French shipbroker Barry Rogliano Salles (BRS) has been trying to look beyond current shipping disruption to examine what will happen to tankers when the war in Ukraine finally ends.
The Paris shop said in a report earlier in July that the sector could enter a “golden age” from 2024 due to the lack of ship orders.
But it has warned that the timing of the end of the Russian invasion is key to market prospects.
The company has modelled two scenarios: an end to the conflict in 2025 and another where it persists across the medium-term.
“However, we acknowledge that the conflict could potentially end well before this date,” the broker said.
BRS’ latest report analyses the first scenario, which assumes that after a halt to hostilities, OECD countries will gradually start to purchase Russian oil again.
"Indeed, we would be surprised if restrictions on Russia’s energy exports were not included in the eventual negotiations for an end to the hostilities," the French company said.
The second scenario assumes that OECD nations will continue to shun Russian barrels.
The broker believes high oil prices will persist for as long as the Ukrainian conflict lasts.
Western sanctions mean Russian crude and product exports will fall from today’s level, potentially losing up to 2m barrels per day (bpd), most of which is likely to be clean products.
"We project little inroad from biofuels in the aviation and marine fuel sectors with oil continuing to be, by far, the main fuel," BRS said.
Positive for tankers
"We consider this a positive forecast for tankers considering that our models also project a long tail for oil demand driven by low wellhead production costs, especially in the Middle East, which imply that oil will remain economically attractive, especially in the freight transport and petrochemical sectors," the broker added.
When the war ends, BRS anticipates Russian oil production will experience a gradual rebound led by the re-entry of a small number of western companies.
"In turn, this will allow Russia to claw back some of the global oil market share which it will inevitably lose over the coming years.
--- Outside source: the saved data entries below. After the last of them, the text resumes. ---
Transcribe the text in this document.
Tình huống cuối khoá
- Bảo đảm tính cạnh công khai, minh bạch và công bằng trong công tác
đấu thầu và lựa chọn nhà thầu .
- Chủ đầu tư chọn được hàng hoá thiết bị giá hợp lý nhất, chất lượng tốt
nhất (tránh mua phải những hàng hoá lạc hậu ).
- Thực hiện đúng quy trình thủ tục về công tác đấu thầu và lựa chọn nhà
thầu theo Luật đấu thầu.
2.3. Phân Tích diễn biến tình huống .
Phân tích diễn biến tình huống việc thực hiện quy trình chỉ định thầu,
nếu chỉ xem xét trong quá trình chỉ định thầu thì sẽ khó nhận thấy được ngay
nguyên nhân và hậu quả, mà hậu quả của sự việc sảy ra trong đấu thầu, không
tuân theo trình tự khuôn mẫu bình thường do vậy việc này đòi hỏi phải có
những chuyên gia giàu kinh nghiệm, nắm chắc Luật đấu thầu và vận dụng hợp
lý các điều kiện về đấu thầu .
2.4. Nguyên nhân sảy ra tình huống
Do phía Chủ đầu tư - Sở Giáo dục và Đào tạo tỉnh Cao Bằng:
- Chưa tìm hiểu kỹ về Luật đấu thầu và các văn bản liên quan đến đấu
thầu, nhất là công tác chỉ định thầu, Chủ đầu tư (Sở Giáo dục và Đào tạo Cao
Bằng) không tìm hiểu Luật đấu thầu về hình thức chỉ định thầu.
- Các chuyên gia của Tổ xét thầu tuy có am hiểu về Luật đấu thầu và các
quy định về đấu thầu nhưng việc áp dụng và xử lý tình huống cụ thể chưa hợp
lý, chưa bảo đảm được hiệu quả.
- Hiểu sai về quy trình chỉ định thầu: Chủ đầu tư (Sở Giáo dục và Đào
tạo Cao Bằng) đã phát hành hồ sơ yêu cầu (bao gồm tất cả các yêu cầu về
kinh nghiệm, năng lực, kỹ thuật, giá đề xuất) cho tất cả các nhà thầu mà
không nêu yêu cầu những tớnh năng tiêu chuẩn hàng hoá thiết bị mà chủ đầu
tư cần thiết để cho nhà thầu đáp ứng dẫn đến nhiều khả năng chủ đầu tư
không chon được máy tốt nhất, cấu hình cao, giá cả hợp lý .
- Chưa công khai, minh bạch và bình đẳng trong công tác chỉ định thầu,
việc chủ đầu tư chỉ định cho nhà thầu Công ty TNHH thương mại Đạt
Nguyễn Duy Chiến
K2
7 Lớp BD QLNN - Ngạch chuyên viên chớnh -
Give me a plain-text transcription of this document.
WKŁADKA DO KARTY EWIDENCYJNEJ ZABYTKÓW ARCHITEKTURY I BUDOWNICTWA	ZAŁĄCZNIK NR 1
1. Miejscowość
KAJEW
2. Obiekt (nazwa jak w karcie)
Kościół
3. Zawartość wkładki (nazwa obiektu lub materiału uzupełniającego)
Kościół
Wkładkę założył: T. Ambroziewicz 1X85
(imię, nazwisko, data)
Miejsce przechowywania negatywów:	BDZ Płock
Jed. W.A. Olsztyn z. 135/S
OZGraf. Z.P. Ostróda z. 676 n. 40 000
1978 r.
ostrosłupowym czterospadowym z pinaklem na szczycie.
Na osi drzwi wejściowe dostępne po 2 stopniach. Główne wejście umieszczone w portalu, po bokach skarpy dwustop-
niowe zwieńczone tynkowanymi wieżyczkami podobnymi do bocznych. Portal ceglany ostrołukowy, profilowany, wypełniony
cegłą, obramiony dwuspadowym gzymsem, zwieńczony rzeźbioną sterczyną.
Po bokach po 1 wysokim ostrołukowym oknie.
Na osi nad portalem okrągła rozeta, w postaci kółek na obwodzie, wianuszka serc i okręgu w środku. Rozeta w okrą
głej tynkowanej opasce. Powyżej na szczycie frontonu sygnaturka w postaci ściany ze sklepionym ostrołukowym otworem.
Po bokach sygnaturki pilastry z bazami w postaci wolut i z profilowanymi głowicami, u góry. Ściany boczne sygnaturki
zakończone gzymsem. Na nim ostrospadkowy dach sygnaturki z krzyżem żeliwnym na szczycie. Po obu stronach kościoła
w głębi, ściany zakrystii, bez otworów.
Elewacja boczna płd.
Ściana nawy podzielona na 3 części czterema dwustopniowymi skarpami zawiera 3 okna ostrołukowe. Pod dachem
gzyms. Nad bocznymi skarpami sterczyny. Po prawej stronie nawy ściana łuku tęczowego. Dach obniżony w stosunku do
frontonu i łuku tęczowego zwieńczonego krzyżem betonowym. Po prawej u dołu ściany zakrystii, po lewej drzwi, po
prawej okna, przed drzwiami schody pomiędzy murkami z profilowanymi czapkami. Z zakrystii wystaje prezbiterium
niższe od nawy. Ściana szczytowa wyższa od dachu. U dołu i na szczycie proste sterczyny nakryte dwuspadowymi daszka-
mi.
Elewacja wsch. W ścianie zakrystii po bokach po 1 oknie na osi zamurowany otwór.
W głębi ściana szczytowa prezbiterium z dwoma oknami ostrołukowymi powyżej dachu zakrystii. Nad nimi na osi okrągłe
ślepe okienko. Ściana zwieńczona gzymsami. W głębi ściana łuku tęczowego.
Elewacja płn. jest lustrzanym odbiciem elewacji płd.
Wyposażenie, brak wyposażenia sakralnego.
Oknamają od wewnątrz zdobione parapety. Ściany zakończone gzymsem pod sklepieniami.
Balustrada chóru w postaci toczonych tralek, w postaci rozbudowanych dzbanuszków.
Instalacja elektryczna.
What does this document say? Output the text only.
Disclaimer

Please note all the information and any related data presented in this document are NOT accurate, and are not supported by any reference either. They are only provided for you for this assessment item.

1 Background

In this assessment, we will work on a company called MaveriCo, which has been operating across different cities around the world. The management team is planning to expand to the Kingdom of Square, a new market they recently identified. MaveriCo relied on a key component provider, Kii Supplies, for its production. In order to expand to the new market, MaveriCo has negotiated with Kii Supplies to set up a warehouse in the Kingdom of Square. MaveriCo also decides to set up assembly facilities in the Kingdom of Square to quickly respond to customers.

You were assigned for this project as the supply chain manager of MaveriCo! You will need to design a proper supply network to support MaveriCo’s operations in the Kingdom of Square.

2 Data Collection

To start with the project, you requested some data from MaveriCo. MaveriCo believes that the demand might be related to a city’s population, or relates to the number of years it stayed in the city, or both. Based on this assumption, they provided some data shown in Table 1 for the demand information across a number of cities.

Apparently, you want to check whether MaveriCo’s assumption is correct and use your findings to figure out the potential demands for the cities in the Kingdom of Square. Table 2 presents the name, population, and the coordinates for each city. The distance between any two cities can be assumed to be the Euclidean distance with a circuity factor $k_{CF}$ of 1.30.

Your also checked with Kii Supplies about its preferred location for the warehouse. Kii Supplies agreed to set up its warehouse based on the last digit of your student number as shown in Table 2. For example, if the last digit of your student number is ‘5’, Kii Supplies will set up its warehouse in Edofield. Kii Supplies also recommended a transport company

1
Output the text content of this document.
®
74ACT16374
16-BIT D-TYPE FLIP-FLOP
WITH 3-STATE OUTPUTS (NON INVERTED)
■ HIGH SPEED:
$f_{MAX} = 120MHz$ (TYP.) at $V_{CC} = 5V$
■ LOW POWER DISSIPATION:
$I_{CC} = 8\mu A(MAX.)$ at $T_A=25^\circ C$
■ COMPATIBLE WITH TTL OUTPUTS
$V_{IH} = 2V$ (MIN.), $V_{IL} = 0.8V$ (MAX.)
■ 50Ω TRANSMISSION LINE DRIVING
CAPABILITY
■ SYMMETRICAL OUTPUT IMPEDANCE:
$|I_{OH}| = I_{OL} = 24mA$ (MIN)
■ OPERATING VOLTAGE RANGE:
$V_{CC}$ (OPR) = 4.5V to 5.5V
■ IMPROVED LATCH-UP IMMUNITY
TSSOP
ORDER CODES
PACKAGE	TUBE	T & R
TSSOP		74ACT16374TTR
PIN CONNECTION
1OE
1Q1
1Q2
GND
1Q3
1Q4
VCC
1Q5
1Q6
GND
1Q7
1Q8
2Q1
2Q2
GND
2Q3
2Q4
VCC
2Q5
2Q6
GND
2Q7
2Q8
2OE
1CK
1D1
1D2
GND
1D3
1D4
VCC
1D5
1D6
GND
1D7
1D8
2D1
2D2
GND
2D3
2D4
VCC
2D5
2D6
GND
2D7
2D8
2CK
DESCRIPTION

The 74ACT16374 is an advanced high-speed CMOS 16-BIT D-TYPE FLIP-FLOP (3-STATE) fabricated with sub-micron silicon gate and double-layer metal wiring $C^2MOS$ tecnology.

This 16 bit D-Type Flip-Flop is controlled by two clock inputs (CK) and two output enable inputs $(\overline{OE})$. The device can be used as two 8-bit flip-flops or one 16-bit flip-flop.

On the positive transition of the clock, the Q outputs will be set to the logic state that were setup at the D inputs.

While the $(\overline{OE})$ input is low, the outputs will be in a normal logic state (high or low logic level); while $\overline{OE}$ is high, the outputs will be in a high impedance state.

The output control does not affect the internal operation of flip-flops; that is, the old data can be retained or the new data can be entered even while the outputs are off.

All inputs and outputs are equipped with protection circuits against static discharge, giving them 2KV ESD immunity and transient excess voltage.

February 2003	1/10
Nonetheless, it seems inevitable that Russian crude and condensate production has already peaked," the company said.
In the meantime Saudi Arabia will be the key country for VLCC exports, and western Canada for aframaxes.
Brazil will be vital for both suezmaxes and VLCCs.
"We continue to remain sceptical of East Africa’s production prospects and expect delays in exporting Ugandan crude which will eventually boost global aframax and panamax demand," BRS said.
Refinery capacity expands eastwards
The medium term will also see a continuation of the eastwards migration of the refining industry which has taken place over the past decade, the broker argues.
"This is logical considering that non-OECD Asia and the Middle East will be the engines of global oil demand growth across the forecast period," BRS added.
And 2023 will see a final hurrah for the Atlantic Basin refining industry, the company believes.
After seeing significant contraction over the past few years, Atlantic Basin refining capacity is expected to expand by a net 835,000 bpd next year.
Two new projects will start up: the 650,000 bpd Dangote refinery in Nigeria and the 250,000 bpd expansion of Exxon Mobil’s refinery on the US Gulf coast.
This will more than offset some anticipated capacity closures in the US, BRS said.
After 2023 it is all one-way traffic to Asia, as a series of "mega-projects" east of Suez will see capacity expand by 2.5m bpd.
"Indeed, as the world eventually moves back towards normality, some of the temporary factors supporting refinery economics, especially of simple plants, wane," BRS concluded.
The model includes a conservative adjustment to account for unannounced closures in mature refining regions.
"We expect these closures to be driven not only by the poor economics of older, inefficient plants compared with their more complex and efficient modern competitors, but also by environmental legislation, especially in the OECD, which will see plants required to conform to stricter and stricter regulations," the broker said.